Jesus Christ people. Don't rag on the man for producing some benchmarks. I don't care if you are convinced this reflect real world performance don't get defensive and mean about it.

As far as 'doing something useful' posting results like this is actually a big service. Not only does it make it clear where cairo might need improvement (or at least the consequences of deliberate design decisions) it also pushes the cairo people to improve their performance.

It's a bit rich to complain that the poster isn't going and writing a tessellaters for Cairo when you aren't doing so either. At least posting bench marks is contributing more than all us random commenters.

Anonymous said...

I agree with a previous poster - you should have tried agg (antigrain geometry).

It was certainly significantly faster than Qt 4.2 when I tried it. I wanted to use QGraphicsView though so I decided to put up with the slowness.

Unknown said...

Please, stop attacking messenger. Yes, Cairo is slower. Yes, improvements are on their way. No, it is not the end of Cairo and victory of Qt or vice versa. Everything goes on.

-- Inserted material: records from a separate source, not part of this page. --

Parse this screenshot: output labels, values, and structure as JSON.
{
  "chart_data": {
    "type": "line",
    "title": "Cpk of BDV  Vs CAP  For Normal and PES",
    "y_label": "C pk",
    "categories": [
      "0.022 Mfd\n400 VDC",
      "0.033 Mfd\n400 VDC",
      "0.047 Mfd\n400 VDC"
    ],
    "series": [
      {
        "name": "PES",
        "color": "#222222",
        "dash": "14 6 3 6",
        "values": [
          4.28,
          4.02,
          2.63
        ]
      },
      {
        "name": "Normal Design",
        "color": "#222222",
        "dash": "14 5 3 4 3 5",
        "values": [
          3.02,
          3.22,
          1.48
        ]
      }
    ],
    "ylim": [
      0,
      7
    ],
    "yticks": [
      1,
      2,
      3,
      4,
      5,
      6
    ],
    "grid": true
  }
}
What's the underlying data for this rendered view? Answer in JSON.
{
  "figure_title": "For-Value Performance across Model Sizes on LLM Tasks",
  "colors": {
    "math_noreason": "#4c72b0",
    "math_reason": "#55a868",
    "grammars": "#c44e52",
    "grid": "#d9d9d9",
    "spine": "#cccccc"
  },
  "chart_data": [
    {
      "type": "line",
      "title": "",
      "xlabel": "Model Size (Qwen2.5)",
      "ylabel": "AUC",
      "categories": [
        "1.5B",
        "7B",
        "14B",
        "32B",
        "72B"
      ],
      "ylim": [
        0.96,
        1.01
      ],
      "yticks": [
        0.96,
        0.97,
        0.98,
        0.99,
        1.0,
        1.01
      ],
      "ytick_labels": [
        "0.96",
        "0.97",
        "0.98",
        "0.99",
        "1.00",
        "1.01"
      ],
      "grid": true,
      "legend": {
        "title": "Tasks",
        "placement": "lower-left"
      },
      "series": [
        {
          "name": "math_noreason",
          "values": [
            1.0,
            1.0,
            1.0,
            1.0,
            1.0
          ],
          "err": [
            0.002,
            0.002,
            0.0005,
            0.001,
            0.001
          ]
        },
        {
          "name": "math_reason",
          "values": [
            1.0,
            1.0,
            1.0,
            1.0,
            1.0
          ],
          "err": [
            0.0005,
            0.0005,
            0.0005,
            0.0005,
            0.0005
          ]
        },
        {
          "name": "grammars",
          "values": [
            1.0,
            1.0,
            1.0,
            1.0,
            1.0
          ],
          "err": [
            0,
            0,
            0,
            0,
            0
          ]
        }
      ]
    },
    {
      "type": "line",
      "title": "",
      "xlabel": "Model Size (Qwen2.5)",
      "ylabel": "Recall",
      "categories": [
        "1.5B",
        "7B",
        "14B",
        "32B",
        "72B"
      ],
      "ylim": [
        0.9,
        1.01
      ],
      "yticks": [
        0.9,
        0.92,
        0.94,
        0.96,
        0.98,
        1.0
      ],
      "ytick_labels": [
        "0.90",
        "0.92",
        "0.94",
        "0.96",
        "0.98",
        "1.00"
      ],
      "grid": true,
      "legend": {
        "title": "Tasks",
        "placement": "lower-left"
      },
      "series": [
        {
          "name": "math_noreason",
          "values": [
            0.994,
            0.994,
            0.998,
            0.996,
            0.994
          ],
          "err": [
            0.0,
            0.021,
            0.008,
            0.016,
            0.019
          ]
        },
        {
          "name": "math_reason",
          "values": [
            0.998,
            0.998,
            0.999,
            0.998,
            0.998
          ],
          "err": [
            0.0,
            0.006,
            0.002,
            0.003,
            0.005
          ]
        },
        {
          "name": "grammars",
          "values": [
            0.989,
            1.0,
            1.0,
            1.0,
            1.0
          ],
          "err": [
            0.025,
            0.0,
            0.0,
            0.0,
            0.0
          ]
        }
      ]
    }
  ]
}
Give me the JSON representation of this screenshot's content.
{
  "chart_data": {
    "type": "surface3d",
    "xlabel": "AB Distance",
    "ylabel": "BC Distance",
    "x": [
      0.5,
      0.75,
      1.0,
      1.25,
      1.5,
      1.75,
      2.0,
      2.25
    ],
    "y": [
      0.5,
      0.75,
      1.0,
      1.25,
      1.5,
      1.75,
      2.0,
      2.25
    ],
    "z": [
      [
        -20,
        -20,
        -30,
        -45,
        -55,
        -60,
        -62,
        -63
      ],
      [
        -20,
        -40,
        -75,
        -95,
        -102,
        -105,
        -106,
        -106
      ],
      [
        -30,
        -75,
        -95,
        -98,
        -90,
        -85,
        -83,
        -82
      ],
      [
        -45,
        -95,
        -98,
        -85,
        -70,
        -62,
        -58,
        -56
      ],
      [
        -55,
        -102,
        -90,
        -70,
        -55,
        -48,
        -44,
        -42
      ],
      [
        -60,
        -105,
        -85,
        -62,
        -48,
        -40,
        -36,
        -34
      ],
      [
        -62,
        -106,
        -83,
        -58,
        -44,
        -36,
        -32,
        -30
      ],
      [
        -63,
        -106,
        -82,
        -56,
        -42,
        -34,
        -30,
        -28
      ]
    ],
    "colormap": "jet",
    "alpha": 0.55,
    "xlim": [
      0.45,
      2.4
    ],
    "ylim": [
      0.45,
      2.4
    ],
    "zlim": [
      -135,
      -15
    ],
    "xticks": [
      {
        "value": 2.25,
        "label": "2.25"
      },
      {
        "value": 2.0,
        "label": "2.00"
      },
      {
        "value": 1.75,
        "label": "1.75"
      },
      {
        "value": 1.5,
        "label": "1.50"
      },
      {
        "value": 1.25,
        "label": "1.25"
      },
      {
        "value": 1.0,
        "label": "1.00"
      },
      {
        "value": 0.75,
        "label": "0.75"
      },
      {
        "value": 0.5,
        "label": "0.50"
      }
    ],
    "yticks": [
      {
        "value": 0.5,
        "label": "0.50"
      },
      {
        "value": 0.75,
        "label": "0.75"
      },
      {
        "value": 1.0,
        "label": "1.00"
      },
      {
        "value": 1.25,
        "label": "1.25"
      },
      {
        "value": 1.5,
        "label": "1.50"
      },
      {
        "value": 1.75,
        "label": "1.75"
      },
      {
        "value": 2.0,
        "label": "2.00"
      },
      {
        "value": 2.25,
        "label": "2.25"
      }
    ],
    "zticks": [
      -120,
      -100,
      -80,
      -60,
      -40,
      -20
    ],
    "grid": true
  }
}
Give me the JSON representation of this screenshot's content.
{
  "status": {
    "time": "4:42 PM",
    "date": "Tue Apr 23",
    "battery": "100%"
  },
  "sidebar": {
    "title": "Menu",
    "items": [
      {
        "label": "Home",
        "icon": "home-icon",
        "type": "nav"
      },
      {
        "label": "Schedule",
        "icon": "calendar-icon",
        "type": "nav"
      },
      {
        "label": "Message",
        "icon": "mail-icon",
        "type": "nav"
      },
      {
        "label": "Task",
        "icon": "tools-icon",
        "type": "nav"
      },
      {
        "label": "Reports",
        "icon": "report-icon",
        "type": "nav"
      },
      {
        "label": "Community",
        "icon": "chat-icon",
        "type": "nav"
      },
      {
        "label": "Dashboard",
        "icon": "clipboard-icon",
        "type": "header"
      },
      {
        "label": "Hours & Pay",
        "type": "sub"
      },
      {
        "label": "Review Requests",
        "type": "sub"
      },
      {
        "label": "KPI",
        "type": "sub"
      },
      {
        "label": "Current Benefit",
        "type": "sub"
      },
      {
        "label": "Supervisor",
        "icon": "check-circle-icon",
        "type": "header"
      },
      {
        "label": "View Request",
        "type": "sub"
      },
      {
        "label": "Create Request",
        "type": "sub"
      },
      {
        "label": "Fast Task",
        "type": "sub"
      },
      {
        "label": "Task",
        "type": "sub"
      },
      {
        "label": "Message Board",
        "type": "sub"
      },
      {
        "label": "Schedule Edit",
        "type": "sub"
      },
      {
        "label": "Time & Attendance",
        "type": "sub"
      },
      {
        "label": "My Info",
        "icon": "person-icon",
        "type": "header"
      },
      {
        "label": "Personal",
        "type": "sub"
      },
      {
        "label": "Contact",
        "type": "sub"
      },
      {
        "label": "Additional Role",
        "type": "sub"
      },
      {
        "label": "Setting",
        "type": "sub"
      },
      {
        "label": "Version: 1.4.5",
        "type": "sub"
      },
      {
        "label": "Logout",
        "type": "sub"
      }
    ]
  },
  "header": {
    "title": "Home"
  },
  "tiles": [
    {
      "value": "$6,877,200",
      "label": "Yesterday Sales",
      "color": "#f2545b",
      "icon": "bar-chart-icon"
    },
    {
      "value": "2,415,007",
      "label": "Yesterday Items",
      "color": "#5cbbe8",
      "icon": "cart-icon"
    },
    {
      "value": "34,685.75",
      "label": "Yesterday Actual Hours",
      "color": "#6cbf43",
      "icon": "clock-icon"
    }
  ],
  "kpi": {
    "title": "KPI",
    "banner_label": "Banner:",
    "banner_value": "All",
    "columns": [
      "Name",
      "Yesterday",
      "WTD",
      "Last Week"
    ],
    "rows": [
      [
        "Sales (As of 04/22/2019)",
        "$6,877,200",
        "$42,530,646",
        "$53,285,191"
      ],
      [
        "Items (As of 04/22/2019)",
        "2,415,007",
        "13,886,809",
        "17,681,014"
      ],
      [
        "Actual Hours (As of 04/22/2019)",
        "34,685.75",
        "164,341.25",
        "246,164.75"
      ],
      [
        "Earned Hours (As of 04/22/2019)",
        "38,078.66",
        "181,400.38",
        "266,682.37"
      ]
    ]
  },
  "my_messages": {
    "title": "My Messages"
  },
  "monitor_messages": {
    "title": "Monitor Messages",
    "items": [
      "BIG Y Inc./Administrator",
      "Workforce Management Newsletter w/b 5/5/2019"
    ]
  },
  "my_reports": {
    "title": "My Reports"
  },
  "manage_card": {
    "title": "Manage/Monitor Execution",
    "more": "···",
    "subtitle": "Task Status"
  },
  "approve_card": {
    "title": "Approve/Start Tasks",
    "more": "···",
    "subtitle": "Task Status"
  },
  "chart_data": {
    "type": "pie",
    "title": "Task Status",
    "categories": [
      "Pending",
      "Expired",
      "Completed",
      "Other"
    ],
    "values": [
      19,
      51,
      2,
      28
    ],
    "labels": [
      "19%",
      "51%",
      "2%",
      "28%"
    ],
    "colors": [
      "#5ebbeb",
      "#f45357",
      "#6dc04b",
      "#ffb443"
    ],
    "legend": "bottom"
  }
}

Please people don't flame about it, such competition is very good for all of us.

Anonymous said...

Greetings Zack!

Is it possible to get hands on the 4.3-branch of Qt somehow? Sofar I was only able to find 4.2.2 on Trolltech's ftp-server. I would like to try something of my own now that your presented benchmarks spurred my curiosity even more.

Best regards...

MacSlow

Anonymous said...

Source code, plz :>

Anonymous said...

can't trust without source

Anonymous said...

yes ,Source code, plz :>
can't trust without source

Anonymous said...

Qt 4.3 is impressive, but things said by some people here are true. Can you benchmark, with the amazing results of Qt 4.3, results for Qt 3.3.4?

Anonymous said...

Can we get some de-spamming here? Looks like some CAPTCHA-proxying spambots passed through.

Anonymous said...

hi, is there any such comparision for cairo 1.4 vs. qt?

Qwertie said...

Wow, look at that spam. Anyway, Zack, I'm curious, what kind of algorithm does Qt use for polygon rendering? Is it faster than AGG?

Anonymous said...

this is getting boring... can't you benchmark something in Qt which is way slower than some GTK/Gnome counterpart?

Anonymous said...

I have rewritten fancy gears in Java2D: http://trac-hg.assembla.com/jgears/wiki
Results of comparison: Java2D 6.10 with direct3d pipeline is slower then Qt pure software rendering!

Anonymous said...

How does QT+GL stack up against Cairo+GL today?

kaomet said...

Thanks for the post.

All the benchmark were about a big or complicated polygon, are you sure the result would be similar with lot of small polys instead ? Usually, an algorithm performing better asymptoticaly tend to be worse with small input size.